A torre é apenas um dos vários projetos de construção no centro de Meca, desde linhas de trens a arranha-céus luxuosos,
hotéis e uma enorme ampliação da própria Grande Mesquita. Essas obras estão remodelando o centro histórico de Meca de
uma forma que muitos aqui acham estarrecedora, e elas têm gerado críticas enérgicas incomuns ao autoritário governo
saudita.
“Isso é a comercialização da casa de Deus”, acusa Sami Angawi, um arquiteto saudita que fundou um centro de pesquisa que
estuda questões de planejamento urbano vinculadas ao hajj, e que é um dos mais ferrenhos críticos dessas obras. “Quanto
mais perto da mesquita, mais caros são os apartamentos. Nas torres mais caras, a pessoa pode desembolsar milhões de
dólares por um contrato de leasing de 25 anos”, diz ele. “Para poder ver a mesquita, paga-se o triplo”.
Autoridades sauditas dizem que o boom na área de construção – e as demolições associadas a isso – é necessário para
abrigar o número crescente de pessoas que fazem peregrinação a Meca durante o hajj, um número que subiu para quase três
milhões nos últimos 12 meses. Como não muçulmano, eu não recebi permissão para visitar a cidade, mas muitos muçulmanos
com quem eu conversei – incluindo arquitetos, preservacionistas e até mesmo autoridades governamentais – acreditam que o
motivo real por trás desses planos é o dinheiro: o desejo de lucrar com alguns dos imóveis mais valiosos do mundo.

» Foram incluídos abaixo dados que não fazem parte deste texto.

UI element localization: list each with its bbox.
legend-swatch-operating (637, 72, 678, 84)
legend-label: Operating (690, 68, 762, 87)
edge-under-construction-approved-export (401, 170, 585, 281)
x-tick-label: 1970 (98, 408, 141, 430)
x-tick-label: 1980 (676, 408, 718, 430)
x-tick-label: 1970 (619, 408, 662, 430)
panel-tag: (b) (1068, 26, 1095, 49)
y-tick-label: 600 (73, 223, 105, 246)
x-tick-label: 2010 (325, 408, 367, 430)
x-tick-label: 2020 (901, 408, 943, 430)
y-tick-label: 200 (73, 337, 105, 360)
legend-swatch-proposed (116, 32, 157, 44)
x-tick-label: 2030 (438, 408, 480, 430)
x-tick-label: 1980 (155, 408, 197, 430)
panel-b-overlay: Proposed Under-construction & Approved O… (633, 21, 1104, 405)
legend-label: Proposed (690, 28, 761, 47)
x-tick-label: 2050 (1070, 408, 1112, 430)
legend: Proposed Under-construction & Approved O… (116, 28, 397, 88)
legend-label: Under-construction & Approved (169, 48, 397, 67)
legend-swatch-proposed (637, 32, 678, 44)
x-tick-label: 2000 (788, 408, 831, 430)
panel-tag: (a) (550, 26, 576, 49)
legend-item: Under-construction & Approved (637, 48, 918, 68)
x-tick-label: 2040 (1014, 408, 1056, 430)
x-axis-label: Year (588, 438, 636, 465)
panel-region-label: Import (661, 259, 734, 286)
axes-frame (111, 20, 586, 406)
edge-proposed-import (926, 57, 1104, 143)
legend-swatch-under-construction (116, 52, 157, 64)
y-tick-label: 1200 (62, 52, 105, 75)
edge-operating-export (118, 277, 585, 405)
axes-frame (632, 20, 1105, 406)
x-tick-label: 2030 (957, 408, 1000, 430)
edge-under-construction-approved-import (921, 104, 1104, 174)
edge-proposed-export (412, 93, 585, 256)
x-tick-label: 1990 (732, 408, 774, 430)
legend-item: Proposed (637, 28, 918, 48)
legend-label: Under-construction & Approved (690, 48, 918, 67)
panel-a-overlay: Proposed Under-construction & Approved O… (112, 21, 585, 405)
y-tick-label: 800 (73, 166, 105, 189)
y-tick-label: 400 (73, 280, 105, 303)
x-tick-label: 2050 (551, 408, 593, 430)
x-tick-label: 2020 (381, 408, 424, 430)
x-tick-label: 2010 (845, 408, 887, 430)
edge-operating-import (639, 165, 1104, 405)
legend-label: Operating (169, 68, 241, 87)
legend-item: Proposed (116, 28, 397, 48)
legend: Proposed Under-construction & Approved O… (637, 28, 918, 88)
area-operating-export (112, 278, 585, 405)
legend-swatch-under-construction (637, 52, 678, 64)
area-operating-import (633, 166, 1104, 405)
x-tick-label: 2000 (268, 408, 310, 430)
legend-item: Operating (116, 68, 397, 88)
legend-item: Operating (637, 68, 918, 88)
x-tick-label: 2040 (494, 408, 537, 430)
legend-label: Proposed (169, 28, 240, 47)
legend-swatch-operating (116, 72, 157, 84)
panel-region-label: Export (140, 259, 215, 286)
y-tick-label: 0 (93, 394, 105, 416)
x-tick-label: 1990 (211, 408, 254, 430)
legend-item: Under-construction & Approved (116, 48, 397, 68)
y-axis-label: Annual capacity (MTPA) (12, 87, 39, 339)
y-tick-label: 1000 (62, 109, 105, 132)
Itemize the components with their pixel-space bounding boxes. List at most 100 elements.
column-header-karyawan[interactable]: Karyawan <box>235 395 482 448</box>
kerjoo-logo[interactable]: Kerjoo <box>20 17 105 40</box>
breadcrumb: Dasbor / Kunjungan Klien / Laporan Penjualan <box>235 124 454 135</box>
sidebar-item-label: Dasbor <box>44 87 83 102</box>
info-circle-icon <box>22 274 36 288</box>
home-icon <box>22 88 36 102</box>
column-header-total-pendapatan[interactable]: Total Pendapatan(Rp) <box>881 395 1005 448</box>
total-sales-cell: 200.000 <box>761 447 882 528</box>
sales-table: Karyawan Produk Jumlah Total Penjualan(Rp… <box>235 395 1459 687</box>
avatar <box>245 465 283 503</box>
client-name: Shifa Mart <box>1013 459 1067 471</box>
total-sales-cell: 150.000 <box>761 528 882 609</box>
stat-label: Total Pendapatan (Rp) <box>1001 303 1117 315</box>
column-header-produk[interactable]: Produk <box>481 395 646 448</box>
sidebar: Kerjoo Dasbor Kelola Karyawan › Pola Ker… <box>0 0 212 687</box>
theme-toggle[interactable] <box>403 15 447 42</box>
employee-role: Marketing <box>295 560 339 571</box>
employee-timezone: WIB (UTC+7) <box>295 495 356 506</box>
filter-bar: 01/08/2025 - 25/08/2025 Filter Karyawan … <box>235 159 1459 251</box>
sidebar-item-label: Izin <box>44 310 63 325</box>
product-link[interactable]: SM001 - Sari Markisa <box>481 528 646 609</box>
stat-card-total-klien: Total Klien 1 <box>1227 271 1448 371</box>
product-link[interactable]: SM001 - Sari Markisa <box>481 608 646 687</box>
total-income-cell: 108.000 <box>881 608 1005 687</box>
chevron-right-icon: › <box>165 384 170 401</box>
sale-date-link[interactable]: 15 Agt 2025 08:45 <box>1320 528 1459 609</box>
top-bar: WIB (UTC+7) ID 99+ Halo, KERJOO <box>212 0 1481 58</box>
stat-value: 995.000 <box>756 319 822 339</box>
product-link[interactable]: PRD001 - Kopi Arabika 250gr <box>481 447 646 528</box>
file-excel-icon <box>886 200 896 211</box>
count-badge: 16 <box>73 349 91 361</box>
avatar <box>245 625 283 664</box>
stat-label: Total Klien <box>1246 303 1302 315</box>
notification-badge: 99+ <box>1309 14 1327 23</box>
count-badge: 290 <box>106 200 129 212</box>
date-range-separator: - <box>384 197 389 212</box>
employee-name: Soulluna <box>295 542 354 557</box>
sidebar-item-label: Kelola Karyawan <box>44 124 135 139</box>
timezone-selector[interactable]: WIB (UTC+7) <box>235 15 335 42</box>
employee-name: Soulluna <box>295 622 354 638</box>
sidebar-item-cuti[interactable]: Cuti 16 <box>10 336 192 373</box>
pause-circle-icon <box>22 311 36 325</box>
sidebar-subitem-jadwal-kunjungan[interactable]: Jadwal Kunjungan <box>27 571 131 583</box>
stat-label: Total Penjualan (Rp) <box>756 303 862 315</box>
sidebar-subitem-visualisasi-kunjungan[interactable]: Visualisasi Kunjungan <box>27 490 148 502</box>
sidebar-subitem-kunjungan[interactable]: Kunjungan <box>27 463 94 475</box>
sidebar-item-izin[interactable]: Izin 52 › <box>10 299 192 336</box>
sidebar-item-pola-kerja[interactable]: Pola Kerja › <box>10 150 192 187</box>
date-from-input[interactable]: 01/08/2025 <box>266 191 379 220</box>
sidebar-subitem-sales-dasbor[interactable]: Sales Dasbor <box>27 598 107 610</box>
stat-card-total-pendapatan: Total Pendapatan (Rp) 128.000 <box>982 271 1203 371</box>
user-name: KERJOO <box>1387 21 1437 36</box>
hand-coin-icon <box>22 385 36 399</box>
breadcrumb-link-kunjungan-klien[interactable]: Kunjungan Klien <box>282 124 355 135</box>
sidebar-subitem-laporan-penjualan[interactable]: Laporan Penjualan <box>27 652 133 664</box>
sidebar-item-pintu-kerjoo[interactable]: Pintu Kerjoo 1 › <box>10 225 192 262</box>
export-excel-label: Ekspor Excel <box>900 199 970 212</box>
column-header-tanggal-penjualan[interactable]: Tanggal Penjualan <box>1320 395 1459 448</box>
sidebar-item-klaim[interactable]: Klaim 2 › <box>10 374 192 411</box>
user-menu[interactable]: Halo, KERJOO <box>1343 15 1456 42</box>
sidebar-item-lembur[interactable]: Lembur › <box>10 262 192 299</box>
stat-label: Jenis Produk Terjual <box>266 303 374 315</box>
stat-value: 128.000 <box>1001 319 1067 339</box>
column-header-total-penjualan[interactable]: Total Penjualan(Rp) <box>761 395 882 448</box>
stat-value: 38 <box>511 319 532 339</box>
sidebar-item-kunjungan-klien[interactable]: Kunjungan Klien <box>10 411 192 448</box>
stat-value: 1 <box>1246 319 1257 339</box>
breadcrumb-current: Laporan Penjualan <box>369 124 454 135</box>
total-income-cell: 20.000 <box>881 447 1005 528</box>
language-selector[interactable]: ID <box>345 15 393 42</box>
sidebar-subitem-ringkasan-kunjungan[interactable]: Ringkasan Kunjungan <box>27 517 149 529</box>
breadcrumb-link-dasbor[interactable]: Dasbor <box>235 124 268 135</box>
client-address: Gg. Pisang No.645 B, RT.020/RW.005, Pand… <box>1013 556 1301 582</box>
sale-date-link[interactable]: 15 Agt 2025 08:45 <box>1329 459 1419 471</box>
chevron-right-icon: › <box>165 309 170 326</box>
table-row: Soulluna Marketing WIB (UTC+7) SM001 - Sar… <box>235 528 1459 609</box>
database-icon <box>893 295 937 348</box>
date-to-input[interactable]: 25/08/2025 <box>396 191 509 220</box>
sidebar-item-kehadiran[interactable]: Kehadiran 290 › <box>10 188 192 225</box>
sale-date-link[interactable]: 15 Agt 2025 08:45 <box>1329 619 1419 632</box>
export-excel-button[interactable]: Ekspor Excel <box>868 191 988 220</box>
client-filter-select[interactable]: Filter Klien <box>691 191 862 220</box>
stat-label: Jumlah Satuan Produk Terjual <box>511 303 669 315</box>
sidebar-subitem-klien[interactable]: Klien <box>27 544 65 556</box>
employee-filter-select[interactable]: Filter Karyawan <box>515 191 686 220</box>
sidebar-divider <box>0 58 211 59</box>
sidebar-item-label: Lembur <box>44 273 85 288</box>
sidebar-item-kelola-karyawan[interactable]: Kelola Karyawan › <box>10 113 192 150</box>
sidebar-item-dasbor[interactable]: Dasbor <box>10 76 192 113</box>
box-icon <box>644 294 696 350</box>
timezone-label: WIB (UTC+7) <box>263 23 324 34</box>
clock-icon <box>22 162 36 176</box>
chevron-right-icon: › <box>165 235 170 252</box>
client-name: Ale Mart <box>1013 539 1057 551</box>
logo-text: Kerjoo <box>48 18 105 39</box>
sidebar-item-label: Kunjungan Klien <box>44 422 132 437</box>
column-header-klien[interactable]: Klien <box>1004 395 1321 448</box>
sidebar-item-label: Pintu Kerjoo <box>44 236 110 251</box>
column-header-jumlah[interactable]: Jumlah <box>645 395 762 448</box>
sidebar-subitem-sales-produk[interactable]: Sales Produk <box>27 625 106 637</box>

E eles
acrescentam que isso foi facilitado pela interpretação do islamismo especialmente estrita da Arábia Saudita, que vê como
corruptos grande parte da história após o período de Maomé e os artefatos por ela produzidos, o que significa que construções
centenárias podem ser destruídas impunemente.
Essa mentalidade está dividindo a cidade sagrada de Meca – e a própria experiência de peregrinação – ao longo de linhas de
classe bastante visíveis, fazendo com que os ricos fiquem nos altos edifícios com ar condicionado em volta da Grande
Mesquita e os pobres sejam empurrados cada vez mais para a periferia.